ECM components continually interact with epithelial cells by serving as ligands for cell receptors, including integrins. These interactions provoke changes that transmit signals regulating adhesion, migration and invasion [46]. Changes in the ECM can directly modulate integrins without modifying other molecules [46]. We show that MDA-9 inhibition or pathway disruption by blocking protein-protein interactions alters migration and invasion, which is accompanied by decreased integrin expression, mainly α6 and β4. In many cancers, Src signaling affects establishment of focal adhesions and the ECM [47]. In cancer metastasis, Src can directly interact with beta integrins. Integrin α6β4 mediates activation of PI3-K, which increases actin protrusions and may also stimulate other integrins [48]. In breast cancer, integrin α6β4 activates Src leading to downstream signaling events controlling migration and metastasis. MDA-9 downregulation reduces Src activation inhibiting the activity of small GTPases. In epithelial cells, integrin α6β4 affects signaling molecules involved in migration and invasion, especially PI3-K and Rho GTPases [48, 49]. Forced overexpression of integrins in shmda-9//PDZ1i-treated cells rescued Src activation resulting in increased activity of small GTPases, including Rho, Rac and Cdc42. This rescue activates biological activity as evidenced by increased invasion. These results show that MDA-9 inhibition or targeted disruption of protein-protein interactions modifies the ECM by directly affecting integrins. Overall, blocking MDA-9 downregulates integrin α6β4, inhibiting Src activation and reducing small GTPases, which in turn extinguishes invasion, migration and metastasis of NB cells (Fig. 8E). Moreover, considering the in vitro results indicating that MDA-9 inhibition reduces migration and invasion via integrin and Src leading to decreased activity of RhoA/Rac/Cdc42, we determined the effect of blocking MDA-9 on Src expression and angiogenesis in NB tumor cells in vivo (Fig. 8D). These studies demonstrated that disruption of MDA-9 genetically or pharmacologically suppressed Src and angiogenic activity in vivo.

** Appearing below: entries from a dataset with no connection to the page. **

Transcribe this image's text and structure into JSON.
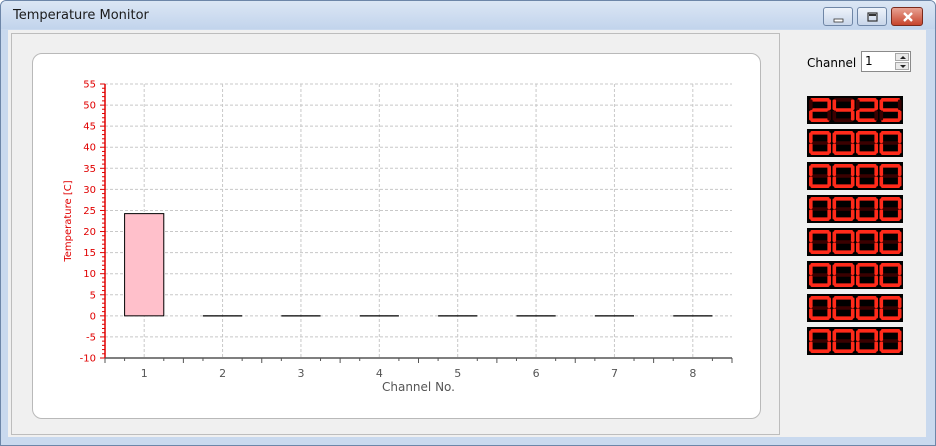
{
  "window": {
    "title": "Temperature Monitor"
  },
  "channel": {
    "label": "Channel",
    "value": "1"
  },
  "chart_data": {
    "type": "bar",
    "categories": [
      "1",
      "2",
      "3",
      "4",
      "5",
      "6",
      "7",
      "8"
    ],
    "values": [
      24.25,
      0,
      0,
      0,
      0,
      0,
      0,
      0
    ],
    "xlabel": "Channel No.",
    "ylabel": "Temperature [C]",
    "ylim": [
      -10,
      55
    ],
    "yticks": [
      "-10",
      "-5",
      "0",
      "5",
      "10",
      "15",
      "20",
      "25",
      "30",
      "35",
      "40",
      "45",
      "50",
      "55"
    ],
    "grid": true,
    "colors": {
      "bar": "#ffc0cb",
      "axis": "#e00000",
      "grid": "#c8c8c8"
    }
  },
  "displays": [
    "24.25",
    "00.00",
    "00.00",
    "00.00",
    "00.00",
    "00.00",
    "00.00",
    "00.00"
  ],
  "colors": {
    "led_on": "#ff2a1a",
    "led_off": "#3a0000"
  }
}
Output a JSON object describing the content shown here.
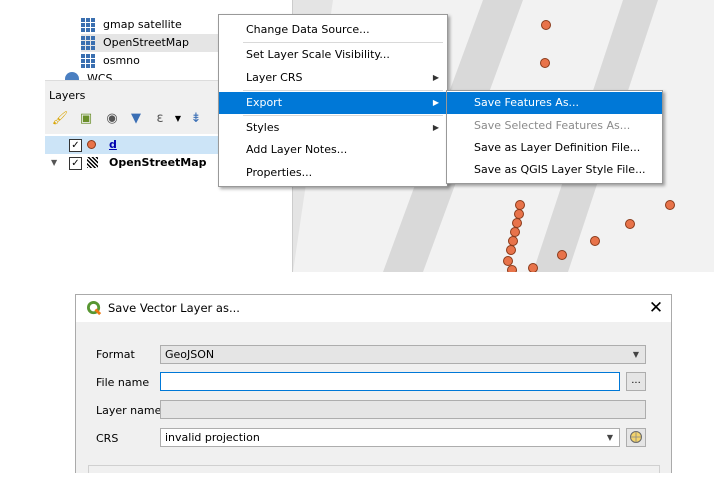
{
  "browser": {
    "items": [
      {
        "label": "gmap satellite",
        "icon": "grid-icon"
      },
      {
        "label": "OpenStreetMap",
        "icon": "grid-icon"
      },
      {
        "label": "osmno",
        "icon": "grid-icon"
      },
      {
        "label": "WCS",
        "icon": "globe-icon"
      }
    ]
  },
  "layers_panel": {
    "title": "Layers",
    "toolbar_icons": [
      "style-brush-icon",
      "add-group-icon",
      "eye-icon",
      "filter-icon",
      "expression-filter-icon",
      "chevron-down-icon",
      "collapse-all-icon"
    ],
    "tree": [
      {
        "name": "d",
        "checked": true,
        "selected": true,
        "icon": "point-layer-icon"
      },
      {
        "name": "OpenStreetMap",
        "checked": true,
        "selected": false,
        "icon": "raster-layer-icon"
      }
    ]
  },
  "context_menu": {
    "items": [
      {
        "label": "Change Data Source..."
      },
      {
        "label": "Set Layer Scale Visibility..."
      },
      {
        "label": "Layer CRS",
        "submenu": true
      },
      {
        "label": "Export",
        "submenu": true,
        "highlighted": true
      },
      {
        "label": "Styles",
        "submenu": true
      },
      {
        "label": "Add Layer Notes..."
      },
      {
        "label": "Properties..."
      }
    ]
  },
  "export_submenu": {
    "items": [
      {
        "label": "Save Features As...",
        "highlighted": true
      },
      {
        "label": "Save Selected Features As...",
        "disabled": true
      },
      {
        "label": "Save as Layer Definition File..."
      },
      {
        "label": "Save as QGIS Layer Style File..."
      }
    ]
  },
  "dialog": {
    "title": "Save Vector Layer as...",
    "close_glyph": "✕",
    "format_label": "Format",
    "format_value": "GeoJSON",
    "filename_label": "File name",
    "filename_value": "",
    "browse_label": "...",
    "layername_label": "Layer name",
    "layername_value": "",
    "crs_label": "CRS",
    "crs_value": "invalid projection"
  },
  "colors": {
    "highlight": "#0078d7",
    "point_fill": "#e8734a",
    "selection_bg": "#cce4f7"
  }
}
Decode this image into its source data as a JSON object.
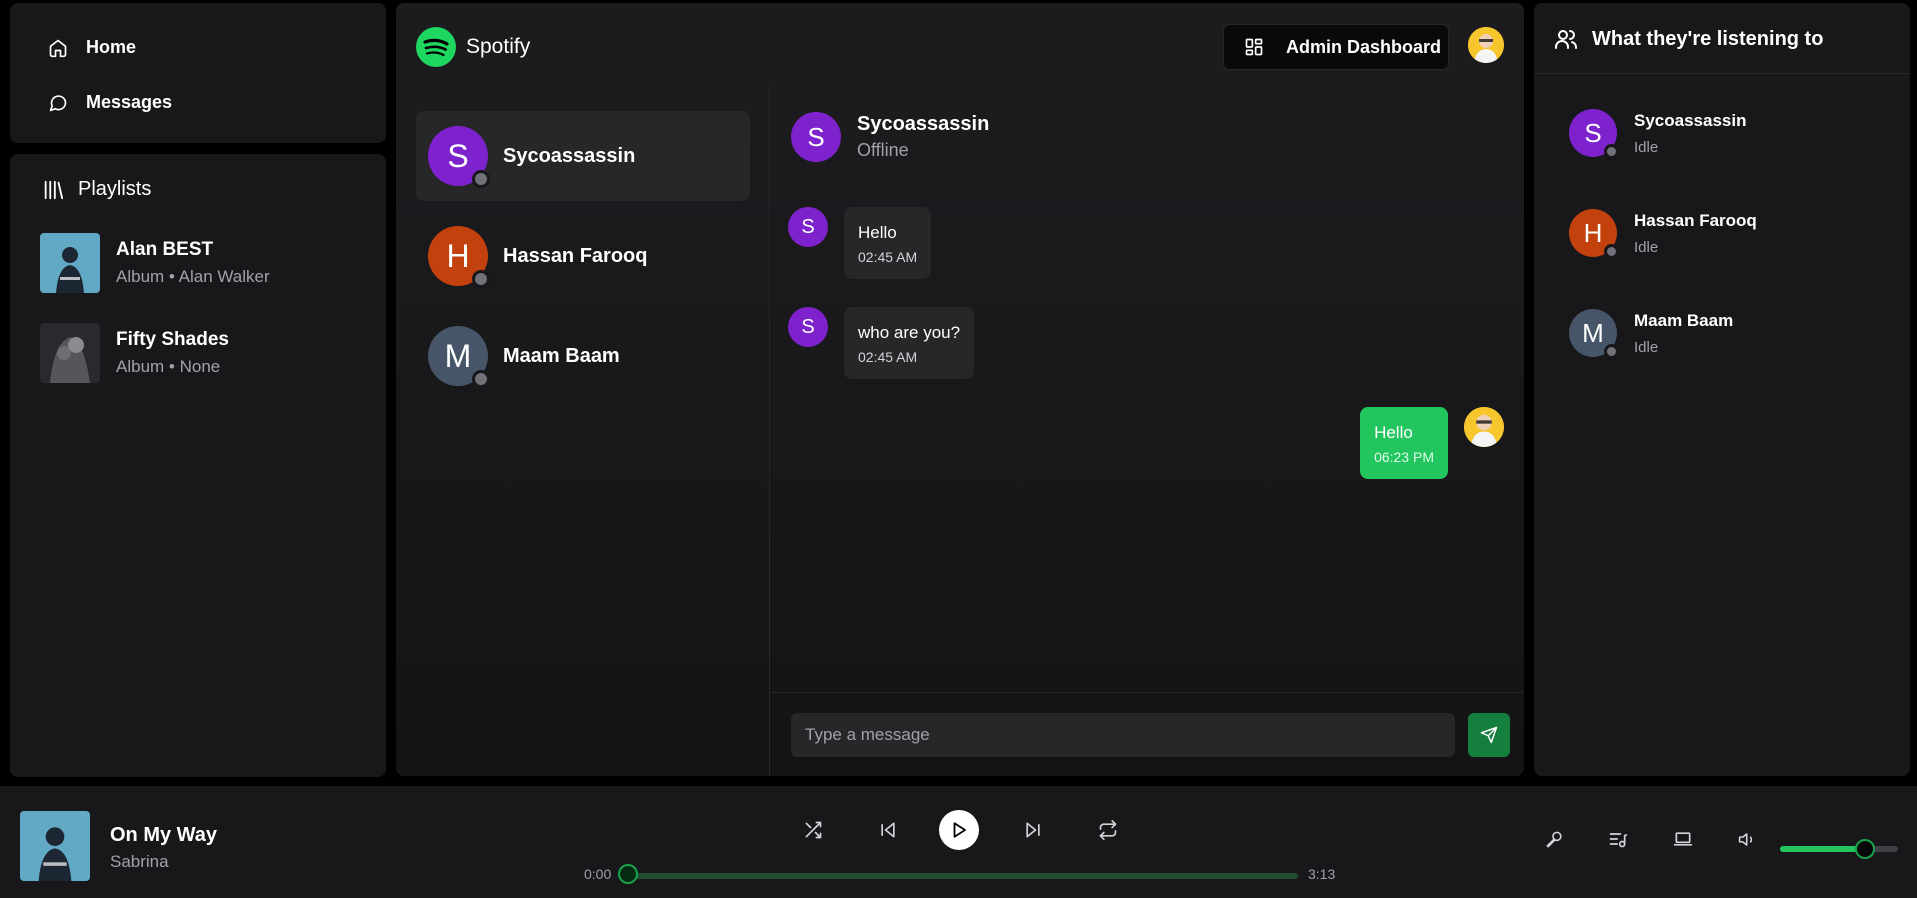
{
  "nav": {
    "home": "Home",
    "messages": "Messages"
  },
  "playlists": {
    "title": "Playlists",
    "items": [
      {
        "title": "Alan BEST",
        "subtitle": "Album • Alan Walker"
      },
      {
        "title": "Fifty Shades",
        "subtitle": "Album • None"
      }
    ]
  },
  "header": {
    "logo_text": "Spotify",
    "admin_button": "Admin Dashboard"
  },
  "users": [
    {
      "initial": "S",
      "name": "Sycoassassin",
      "color": "#7e22ce",
      "active": true
    },
    {
      "initial": "H",
      "name": "Hassan Farooq",
      "color": "#c2410c",
      "active": false
    },
    {
      "initial": "M",
      "name": "Maam Baam",
      "color": "#475569",
      "active": false
    }
  ],
  "chat": {
    "header_initial": "S",
    "header_name": "Sycoassassin",
    "header_status": "Offline",
    "messages": [
      {
        "initial": "S",
        "text": "Hello",
        "time": "02:45 AM",
        "own": false
      },
      {
        "initial": "S",
        "text": "who are you?",
        "time": "02:45 AM",
        "own": false
      },
      {
        "text": "Hello",
        "time": "06:23 PM",
        "own": true
      }
    ],
    "input_placeholder": "Type a message"
  },
  "friends": {
    "title": "What they're listening to",
    "items": [
      {
        "initial": "S",
        "name": "Sycoassassin",
        "status": "Idle",
        "color": "#7e22ce"
      },
      {
        "initial": "H",
        "name": "Hassan Farooq",
        "status": "Idle",
        "color": "#c2410c"
      },
      {
        "initial": "M",
        "name": "Maam Baam",
        "status": "Idle",
        "color": "#475569"
      }
    ]
  },
  "player": {
    "title": "On My Way",
    "artist": "Sabrina",
    "current_time": "0:00",
    "total_time": "3:13",
    "progress": 0,
    "volume": 0.72
  },
  "colors": {
    "accent": "#22c55e",
    "panel": "#18181b",
    "offline_dot": "#71717a"
  },
  "icons": {
    "home": "home-icon",
    "messages": "message-circle-icon",
    "playlists": "library-icon",
    "admin": "layout-dashboard-icon",
    "friends": "users-icon",
    "send": "send-icon",
    "shuffle": "shuffle-icon",
    "prev": "skip-back-icon",
    "play": "play-icon",
    "next": "skip-forward-icon",
    "repeat": "repeat-icon",
    "mic": "mic-icon",
    "queue": "list-music-icon",
    "device": "laptop-icon",
    "volume": "volume-icon"
  }
}
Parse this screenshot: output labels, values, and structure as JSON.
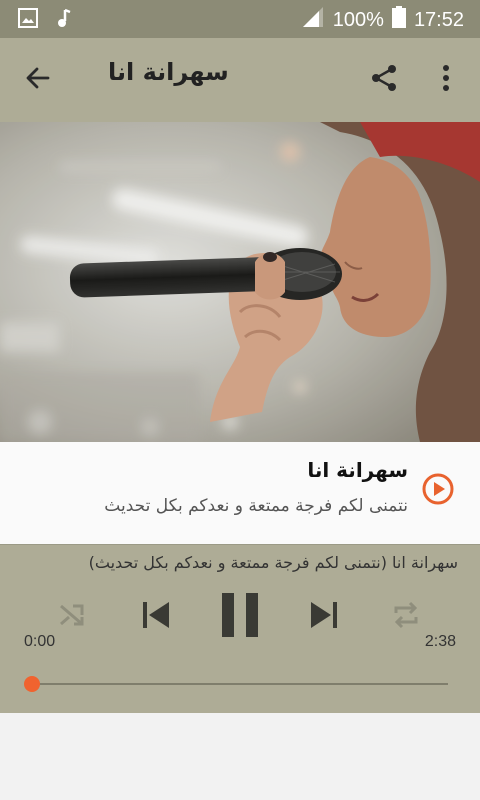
{
  "status_bar": {
    "battery_text": "100%",
    "time": "17:52"
  },
  "app_bar": {
    "title": "سهرانة انا"
  },
  "track": {
    "title": "سهرانة انا",
    "subtitle": "نتمنى لكم فرجة ممتعة و نعدكم بكل تحديث",
    "accent_color": "#e8622e"
  },
  "player": {
    "now_playing": "سهرانة انا (نتمنى لكم فرجة ممتعة و نعدكم بكل تحديث)",
    "elapsed": "0:00",
    "duration": "2:38",
    "progress": 0.0,
    "seek_color": "#f0632f"
  },
  "icons": {
    "status": [
      "image-icon",
      "music-note-icon",
      "signal-icon",
      "battery-icon"
    ],
    "app_bar": [
      "back-arrow-icon",
      "share-icon",
      "more-vert-icon"
    ],
    "controls": [
      "shuffle-icon",
      "skip-previous-icon",
      "pause-icon",
      "skip-next-icon",
      "repeat-icon"
    ],
    "track": [
      "play-circle-icon"
    ]
  }
}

In summary, genetic inhibition of endogenous MDA-9 expression or inhibition of MDA-9-partner protein interactions with PDZ1i decreased migration, invasion and metastasis of NB cells (Fig. 8E). Blocking MDA-9 resulted in integrin downregulation, which caused Src inhibition, leading to Rho, Rac, and Cdc42 inactivation. These pathway modifications inhibited cofilin and MMP’s culminating in decreased migration/invasion in vitro and in vivo. On the basis of these observations, it is evident that MDA-9 can directly regulate migration and metastasis in NB cells. Moreover, the current observations provide support for the application of genetic and pharmacological inhibitors of MDA-9 as potential reagents for the therapy of NB.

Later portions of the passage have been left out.